The arrow::RecordBatchReader needs a arrow::dataset::RecordBatchProjector which needs the Schema. It seems that I can't get the schema first and read the streaming parquet by arrow.
In my situation, the parquet file is in the object system like S3. I can get it from the network slice by slice with any filesize, but can't hold the whole file in the memory and disk.
Your reply indicates that the C++ can't read the streaming parquet now, so what should I try next with the arrow or anything else?
Thank you for your work~~
At 2019-11-01 01:46:32, "Wes McKinney" wrote:
>You will want to use the GetRecordBatchReader C++ API here
>
>https://github.com/apache/arrow/blob/master/cpp/src/parquet/arrow/reader.h#L152
>
>It may not be optimal for your use case.
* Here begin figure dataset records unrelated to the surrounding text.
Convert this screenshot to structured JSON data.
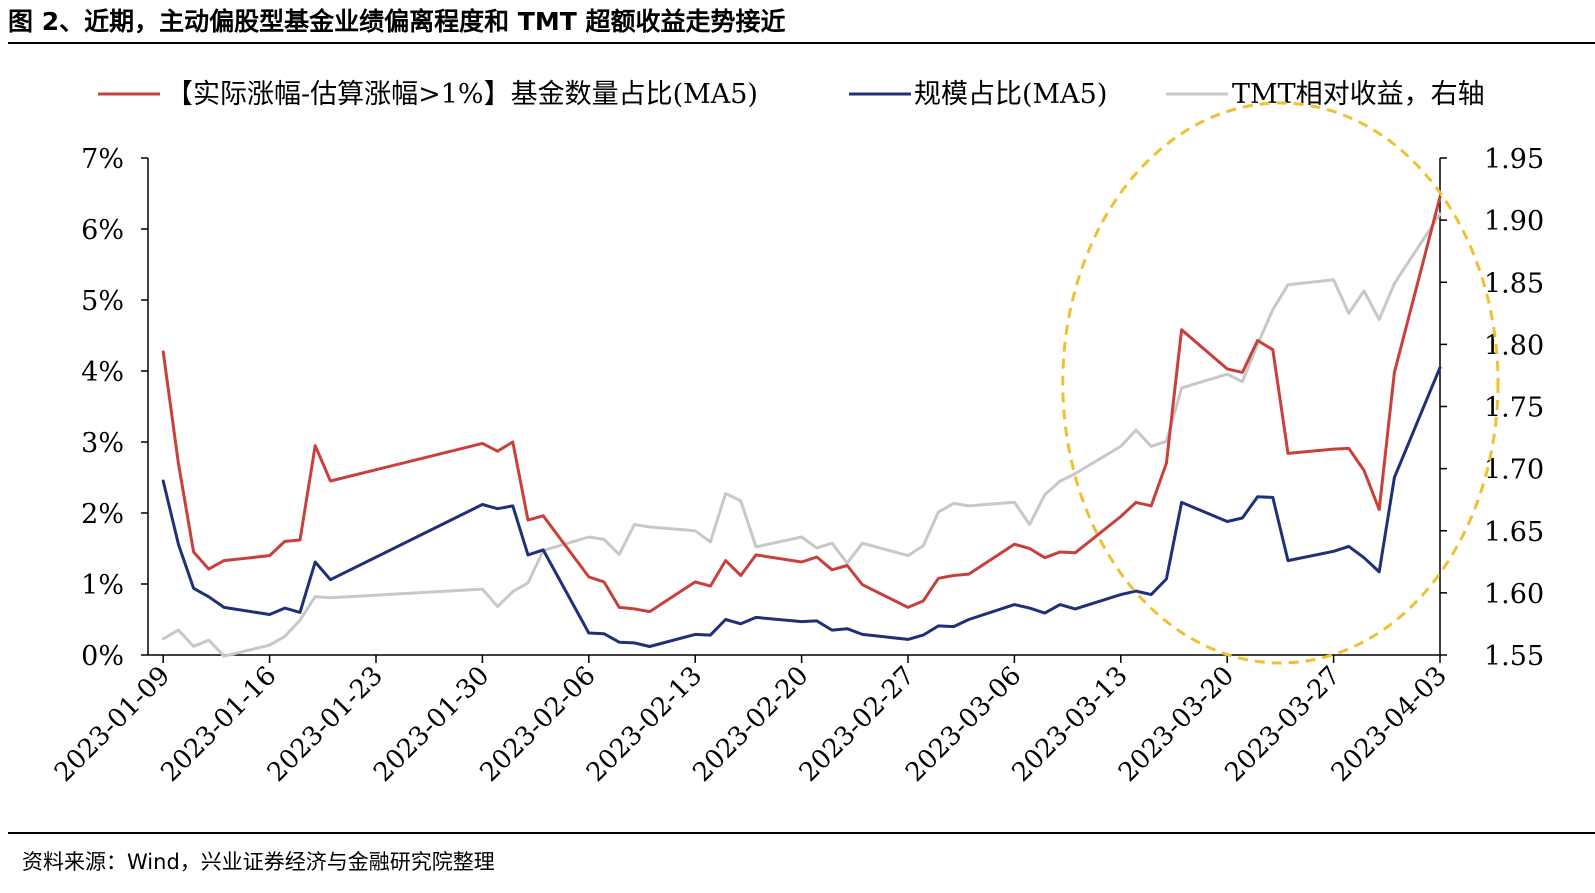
{
  "figure": {
    "title": "图 2、近期，主动偏股型基金业绩偏离程度和 TMT 超额收益走势接近",
    "source": "资料来源：Wind，兴业证券经济与金融研究院整理"
  },
  "colors": {
    "red_series": "#c9403a",
    "blue_series": "#1f2f78",
    "gray_series": "#c8c8c8",
    "highlight_ellipse": "#f0c030",
    "axis": "#000000"
  },
  "chart_data": {
    "type": "line",
    "title": "",
    "x_tick_labels": [
      "2023-01-09",
      "2023-01-16",
      "2023-01-23",
      "2023-01-30",
      "2023-02-06",
      "2023-02-13",
      "2023-02-20",
      "2023-02-27",
      "2023-03-06",
      "2023-03-13",
      "2023-03-20",
      "2023-03-27",
      "2023-04-03"
    ],
    "x_range": [
      "2023-01-08",
      "2023-04-03"
    ],
    "y_left": {
      "ticks": [
        "0%",
        "1%",
        "2%",
        "3%",
        "4%",
        "5%",
        "6%",
        "7%"
      ],
      "min": 0,
      "max": 7,
      "unit": "%"
    },
    "y_right": {
      "ticks": [
        "1.55",
        "1.60",
        "1.65",
        "1.70",
        "1.75",
        "1.80",
        "1.85",
        "1.90",
        "1.95"
      ],
      "min": 1.55,
      "max": 1.95
    },
    "grid": false,
    "legend_position": "top",
    "annotation": "dashed yellow ellipse highlighting 2023-03-13 to 2023-04-03",
    "series": [
      {
        "name": "【实际涨幅-估算涨幅>1%】基金数量占比(MA5)",
        "axis": "left",
        "points": [
          [
            "2023-01-09",
            4.27
          ],
          [
            "2023-01-10",
            2.7
          ],
          [
            "2023-01-11",
            1.45
          ],
          [
            "2023-01-12",
            1.21
          ],
          [
            "2023-01-13",
            1.33
          ],
          [
            "2023-01-16",
            1.4
          ],
          [
            "2023-01-17",
            1.6
          ],
          [
            "2023-01-18",
            1.62
          ],
          [
            "2023-01-19",
            2.95
          ],
          [
            "2023-01-20",
            2.45
          ],
          [
            "2023-01-30",
            2.98
          ],
          [
            "2023-01-31",
            2.87
          ],
          [
            "2023-02-01",
            3.0
          ],
          [
            "2023-02-02",
            1.9
          ],
          [
            "2023-02-03",
            1.96
          ],
          [
            "2023-02-06",
            1.1
          ],
          [
            "2023-02-07",
            1.03
          ],
          [
            "2023-02-08",
            0.67
          ],
          [
            "2023-02-09",
            0.65
          ],
          [
            "2023-02-10",
            0.61
          ],
          [
            "2023-02-13",
            1.03
          ],
          [
            "2023-02-14",
            0.97
          ],
          [
            "2023-02-15",
            1.33
          ],
          [
            "2023-02-16",
            1.12
          ],
          [
            "2023-02-17",
            1.41
          ],
          [
            "2023-02-20",
            1.31
          ],
          [
            "2023-02-21",
            1.38
          ],
          [
            "2023-02-22",
            1.2
          ],
          [
            "2023-02-23",
            1.26
          ],
          [
            "2023-02-24",
            0.99
          ],
          [
            "2023-02-27",
            0.67
          ],
          [
            "2023-02-28",
            0.76
          ],
          [
            "2023-03-01",
            1.08
          ],
          [
            "2023-03-02",
            1.12
          ],
          [
            "2023-03-03",
            1.14
          ],
          [
            "2023-03-06",
            1.56
          ],
          [
            "2023-03-07",
            1.5
          ],
          [
            "2023-03-08",
            1.37
          ],
          [
            "2023-03-09",
            1.45
          ],
          [
            "2023-03-10",
            1.44
          ],
          [
            "2023-03-13",
            1.95
          ],
          [
            "2023-03-14",
            2.15
          ],
          [
            "2023-03-15",
            2.1
          ],
          [
            "2023-03-16",
            2.7
          ],
          [
            "2023-03-17",
            4.58
          ],
          [
            "2023-03-20",
            4.03
          ],
          [
            "2023-03-21",
            3.98
          ],
          [
            "2023-03-22",
            4.43
          ],
          [
            "2023-03-23",
            4.3
          ],
          [
            "2023-03-24",
            2.84
          ],
          [
            "2023-03-27",
            2.9
          ],
          [
            "2023-03-28",
            2.91
          ],
          [
            "2023-03-29",
            2.6
          ],
          [
            "2023-03-30",
            2.05
          ],
          [
            "2023-03-31",
            3.98
          ],
          [
            "2023-04-03",
            6.45
          ]
        ]
      },
      {
        "name": "规模占比(MA5)",
        "axis": "left",
        "points": [
          [
            "2023-01-09",
            2.45
          ],
          [
            "2023-01-10",
            1.56
          ],
          [
            "2023-01-11",
            0.94
          ],
          [
            "2023-01-12",
            0.82
          ],
          [
            "2023-01-13",
            0.67
          ],
          [
            "2023-01-16",
            0.57
          ],
          [
            "2023-01-17",
            0.66
          ],
          [
            "2023-01-18",
            0.6
          ],
          [
            "2023-01-19",
            1.31
          ],
          [
            "2023-01-20",
            1.06
          ],
          [
            "2023-01-30",
            2.12
          ],
          [
            "2023-01-31",
            2.06
          ],
          [
            "2023-02-01",
            2.1
          ],
          [
            "2023-02-02",
            1.41
          ],
          [
            "2023-02-03",
            1.48
          ],
          [
            "2023-02-06",
            0.31
          ],
          [
            "2023-02-07",
            0.3
          ],
          [
            "2023-02-08",
            0.18
          ],
          [
            "2023-02-09",
            0.17
          ],
          [
            "2023-02-10",
            0.12
          ],
          [
            "2023-02-13",
            0.29
          ],
          [
            "2023-02-14",
            0.28
          ],
          [
            "2023-02-15",
            0.5
          ],
          [
            "2023-02-16",
            0.44
          ],
          [
            "2023-02-17",
            0.53
          ],
          [
            "2023-02-20",
            0.47
          ],
          [
            "2023-02-21",
            0.48
          ],
          [
            "2023-02-22",
            0.35
          ],
          [
            "2023-02-23",
            0.37
          ],
          [
            "2023-02-24",
            0.29
          ],
          [
            "2023-02-27",
            0.22
          ],
          [
            "2023-02-28",
            0.28
          ],
          [
            "2023-03-01",
            0.41
          ],
          [
            "2023-03-02",
            0.4
          ],
          [
            "2023-03-03",
            0.5
          ],
          [
            "2023-03-06",
            0.71
          ],
          [
            "2023-03-07",
            0.66
          ],
          [
            "2023-03-08",
            0.59
          ],
          [
            "2023-03-09",
            0.71
          ],
          [
            "2023-03-10",
            0.65
          ],
          [
            "2023-03-13",
            0.85
          ],
          [
            "2023-03-14",
            0.9
          ],
          [
            "2023-03-15",
            0.85
          ],
          [
            "2023-03-16",
            1.07
          ],
          [
            "2023-03-17",
            2.15
          ],
          [
            "2023-03-20",
            1.88
          ],
          [
            "2023-03-21",
            1.93
          ],
          [
            "2023-03-22",
            2.23
          ],
          [
            "2023-03-23",
            2.22
          ],
          [
            "2023-03-24",
            1.33
          ],
          [
            "2023-03-27",
            1.46
          ],
          [
            "2023-03-28",
            1.53
          ],
          [
            "2023-03-29",
            1.37
          ],
          [
            "2023-03-30",
            1.17
          ],
          [
            "2023-03-31",
            2.5
          ],
          [
            "2023-04-03",
            4.05
          ]
        ]
      },
      {
        "name": "TMT相对收益，右轴",
        "axis": "right",
        "points": [
          [
            "2023-01-09",
            1.563
          ],
          [
            "2023-01-10",
            1.57
          ],
          [
            "2023-01-11",
            1.557
          ],
          [
            "2023-01-12",
            1.562
          ],
          [
            "2023-01-13",
            1.549
          ],
          [
            "2023-01-16",
            1.558
          ],
          [
            "2023-01-17",
            1.565
          ],
          [
            "2023-01-18",
            1.578
          ],
          [
            "2023-01-19",
            1.597
          ],
          [
            "2023-01-20",
            1.596
          ],
          [
            "2023-01-30",
            1.603
          ],
          [
            "2023-01-31",
            1.589
          ],
          [
            "2023-02-01",
            1.601
          ],
          [
            "2023-02-02",
            1.608
          ],
          [
            "2023-02-03",
            1.634
          ],
          [
            "2023-02-06",
            1.645
          ],
          [
            "2023-02-07",
            1.643
          ],
          [
            "2023-02-08",
            1.631
          ],
          [
            "2023-02-09",
            1.655
          ],
          [
            "2023-02-10",
            1.653
          ],
          [
            "2023-02-13",
            1.65
          ],
          [
            "2023-02-14",
            1.641
          ],
          [
            "2023-02-15",
            1.68
          ],
          [
            "2023-02-16",
            1.674
          ],
          [
            "2023-02-17",
            1.637
          ],
          [
            "2023-02-20",
            1.645
          ],
          [
            "2023-02-21",
            1.636
          ],
          [
            "2023-02-22",
            1.64
          ],
          [
            "2023-02-23",
            1.624
          ],
          [
            "2023-02-24",
            1.64
          ],
          [
            "2023-02-27",
            1.63
          ],
          [
            "2023-02-28",
            1.638
          ],
          [
            "2023-03-01",
            1.665
          ],
          [
            "2023-03-02",
            1.672
          ],
          [
            "2023-03-03",
            1.67
          ],
          [
            "2023-03-06",
            1.673
          ],
          [
            "2023-03-07",
            1.655
          ],
          [
            "2023-03-08",
            1.679
          ],
          [
            "2023-03-09",
            1.69
          ],
          [
            "2023-03-10",
            1.696
          ],
          [
            "2023-03-13",
            1.718
          ],
          [
            "2023-03-14",
            1.731
          ],
          [
            "2023-03-15",
            1.718
          ],
          [
            "2023-03-16",
            1.722
          ],
          [
            "2023-03-17",
            1.765
          ],
          [
            "2023-03-20",
            1.776
          ],
          [
            "2023-03-21",
            1.77
          ],
          [
            "2023-03-22",
            1.8
          ],
          [
            "2023-03-23",
            1.828
          ],
          [
            "2023-03-24",
            1.848
          ],
          [
            "2023-03-27",
            1.852
          ],
          [
            "2023-03-28",
            1.825
          ],
          [
            "2023-03-29",
            1.843
          ],
          [
            "2023-03-30",
            1.82
          ],
          [
            "2023-03-31",
            1.849
          ],
          [
            "2023-04-03",
            1.905
          ]
        ]
      }
    ]
  }
}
Support for streaming reads
>is not yet exposed in Python or other bindings as far as I know.
>
>There is work happening in the C++ Datasets project to better support
>this use case.
>
>On Wed, Oct 30, 2019 at 9:28 PM annsshadow wrote:
>>
>>
>> hi~
>> I hava a question about reading parquet file.
>> The offical example is reading the whole file from the local.
>> Now I can't get the whole parquet file in the memory, only can fetch it slice by slice from the network, so how can I use arrow to read the parquet file?
>> thank you~